日本大百科全書(ニッポニカ) 「ロホナー」の意味・わかりやすい解説
ロホナー
ろほなー
Stefan Lochner
(1400ころ―1451)
ドイツの画家。ボーデン湖畔メーアスブルクに生まれたと推定される。1430年以来ケルンに住み、ここで市参事会員として生涯を終えた。彼は繊細優美なケルン画派を代表する画家で、この画派で名前の伝わっている唯一の存在でもある。彼の表現分野は広く、細密画『ダルムシュタットの祈祷書(きとうしょ)』からケルンのドームを飾る大祭壇画に及んでいる。
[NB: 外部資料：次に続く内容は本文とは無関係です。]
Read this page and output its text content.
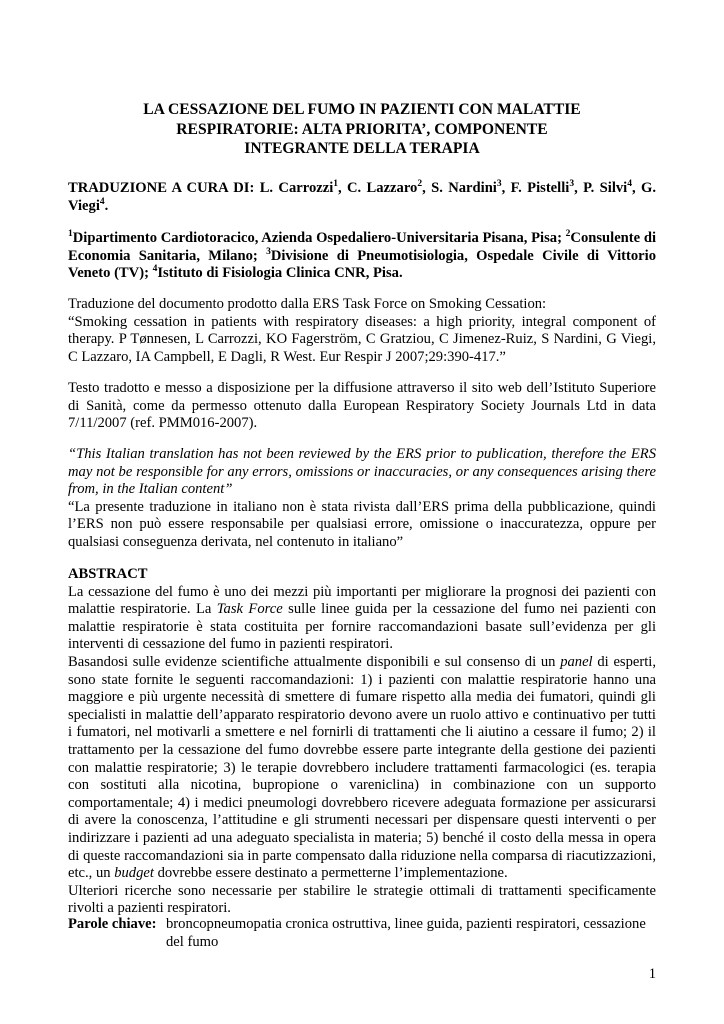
LA CESSAZIONE DEL FUMO IN PAZIENTI CON MALATTIE
RESPIRATORIE: ALTA PRIORITA’, COMPONENTE
INTEGRANTE DELLA TERAPIA

TRADUZIONE A CURA DI: L. Carrozzi$^1$, C. Lazzaro$^2$, S. Nardini$^3$, F. Pistelli$^3$, P. Silvi$^4$, G. Viegi$^4$.

$^1$Dipartimento Cardiotoracico, Azienda Ospedaliero-Universitaria Pisana, Pisa; $^2$Consulente di Economia Sanitaria, Milano; $^3$Divisione di Pneumotisiologia, Ospedale Civile di Vittorio Veneto (TV); $^4$Istituto di Fisiologia Clinica CNR, Pisa.

Traduzione del documento prodotto dalla ERS Task Force on Smoking Cessation:

“Smoking cessation in patients with respiratory diseases: a high priority, integral component of therapy. P Tønnesen, L Carrozzi, KO Fagerström, C Gratziou, C Jimenez-Ruiz, S Nardini, G Viegi, C Lazzaro, IA Campbell, E Dagli, R West. Eur Respir J 2007;29:390-417.”

Testo tradotto e messo a disposizione per la diffusione attraverso il sito web dell’Istituto Superiore di Sanità, come da permesso ottenuto dalla European Respiratory Society Journals Ltd in data 7/11/2007 (ref. PMM016-2007).

“This Italian translation has not been reviewed by the ERS prior to publication, therefore the ERS may not be responsible for any errors, omissions or inaccuracies, or any consequences arising there from, in the Italian content”

“La presente traduzione in italiano non è stata rivista dall’ERS prima della pubblicazione, quindi l’ERS non può essere responsabile per qualsiasi errore, omissione o inaccuratezza, oppure per qualsiasi conseguenza derivata, nel contenuto in italiano”

ABSTRACT

La cessazione del fumo è uno dei mezzi più importanti per migliorare la prognosi dei pazienti con malattie respiratorie. La Task Force sulle linee guida per la cessazione del fumo nei pazienti con malattie respiratorie è stata costituita per fornire raccomandazioni basate sull’evidenza per gli interventi di cessazione del fumo in pazienti respiratori.

Basandosi sulle evidenze scientifiche attualmente disponibili e sul consenso di un panel di esperti, sono state fornite le seguenti raccomandazioni: 1) i pazienti con malattie respiratorie hanno una maggiore e più urgente necessità di smettere di fumare rispetto alla media dei fumatori, quindi gli specialisti in malattie dell’apparato respiratorio devono avere un ruolo attivo e continuativo per tutti i fumatori, nel motivarli a smettere e nel fornirli di trattamenti che li aiutino a cessare il fumo; 2) il trattamento per la cessazione del fumo dovrebbe essere parte integrante della gestione dei pazienti con malattie respiratorie; 3) le terapie dovrebbero includere trattamenti farmacologici (es. terapia con sostituti alla nicotina, bupropione o vareniclina) in combinazione con un supporto comportamentale; 4) i medici pneumologi dovrebbero ricevere adeguata formazione per assicurarsi di avere la conoscenza, l’attitudine e gli strumenti necessari per dispensare questi interventi o per indirizzare i pazienti ad una adeguato specialista in materia; 5) benché il costo della messa in opera di queste raccomandazioni sia in parte compensato dalla riduzione nella comparsa di riacutizzazioni, etc., un budget dovrebbe essere destinato a permetterne l’implementazione.

Ulteriori ricerche sono necessarie per stabilire le strategie ottimali di trattamenti specificamente rivolti a pazienti respiratori.

Parole chiave: broncopneumopatia cronica ostruttiva, linee guida, pazienti respiratori, cessazione del fumo
1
もともとケルン画派の技法はフランドル絵画に影響されてモダンであるが、同時に「つぼみのように初々しい」と形容される聖母の顔に象徴されるように、敬虔(けいけん)な宗教感情の表出に特色がある。彼の場合もフランドルの影響による生彩ある表情や精密なディテール描写もさることながら、名作『バラの籬(まがき)のマドンナ』(ケルン、ワルラフ‐リヒャルツ美術館)にみるように、魂の深い安らぎをたたえた聖母や天使像に神秘主義的ともいえる宗教感情が表現されている。